Die wichtigste Massnahme, um solche Probleme zu verhindern, ist die Deaktivierung der Word-Programmoption «Schnellspeicherung zulassen». Diese Funktion sorgt dafür, dass jeweils nur die Änderungen an einem Dokument gespeichert werden, und sie ermöglicht es, wie demonstriert, gelöschte Passagen oder verworfene Fassungen des Textes wieder sichtbar zu machen. Selbst Microsoft warnt in der Supportdatenbank vor dieser Funktion weshalb sie bei der Installation trotzdem standardmässig aktiviert ist, bleibt ein Geheimnis.

Mit Kniff auf Nummer sicher

Darüber hinaus empfiehlt es sich, jede Datei vor dem Austausch im Netzwerk (E-Mail, Archivserver, Homepage) oder per Speichermedium (Floppy, Zip, CD) mit dem Befehl «Speichern unter...» neu abzulegen.

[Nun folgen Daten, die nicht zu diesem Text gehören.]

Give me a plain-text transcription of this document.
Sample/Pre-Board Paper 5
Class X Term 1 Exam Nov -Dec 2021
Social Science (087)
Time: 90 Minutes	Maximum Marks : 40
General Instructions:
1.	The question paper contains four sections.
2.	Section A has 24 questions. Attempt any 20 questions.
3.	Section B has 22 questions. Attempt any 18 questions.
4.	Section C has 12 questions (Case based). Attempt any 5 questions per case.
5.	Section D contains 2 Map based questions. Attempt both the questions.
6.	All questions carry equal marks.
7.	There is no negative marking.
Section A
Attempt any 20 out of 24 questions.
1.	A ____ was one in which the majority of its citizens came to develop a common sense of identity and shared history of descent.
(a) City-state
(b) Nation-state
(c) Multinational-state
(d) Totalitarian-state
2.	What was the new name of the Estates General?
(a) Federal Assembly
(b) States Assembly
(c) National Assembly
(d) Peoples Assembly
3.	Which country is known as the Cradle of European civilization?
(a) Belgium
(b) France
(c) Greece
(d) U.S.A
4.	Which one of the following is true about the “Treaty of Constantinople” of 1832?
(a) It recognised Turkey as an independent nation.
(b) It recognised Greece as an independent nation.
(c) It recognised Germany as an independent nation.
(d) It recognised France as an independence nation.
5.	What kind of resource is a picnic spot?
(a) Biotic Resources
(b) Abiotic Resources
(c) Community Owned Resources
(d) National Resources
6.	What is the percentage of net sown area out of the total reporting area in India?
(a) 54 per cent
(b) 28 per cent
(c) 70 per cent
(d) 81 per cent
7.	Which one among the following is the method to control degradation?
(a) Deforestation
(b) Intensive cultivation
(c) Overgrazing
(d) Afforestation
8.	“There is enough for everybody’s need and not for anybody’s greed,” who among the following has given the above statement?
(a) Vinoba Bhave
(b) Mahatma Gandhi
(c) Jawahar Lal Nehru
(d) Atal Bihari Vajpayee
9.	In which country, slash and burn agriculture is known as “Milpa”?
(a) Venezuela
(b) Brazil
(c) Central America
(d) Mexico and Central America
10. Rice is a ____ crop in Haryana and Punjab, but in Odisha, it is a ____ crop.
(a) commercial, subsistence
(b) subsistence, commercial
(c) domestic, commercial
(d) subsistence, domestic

So werden sofern die Funktion «Schnellspeicherung zulassen» deaktiviert ist gelöschte Passagen und verworfene Fassungen definitiv gelöscht, was sich auch in einer geringeren Grösse des Dokuments niederschlägt. Wer vollends auf Nummer Sicher gehen will, wählt dabei nicht das vom Programm vorgeschlagene Speicherformat «Word-Dokument», sondern ein geeignetes Exportformat wie ASCII, PDF oder RTF, das keine oder zumindest weniger Metainformationen und versteckte Texte enthalten kann.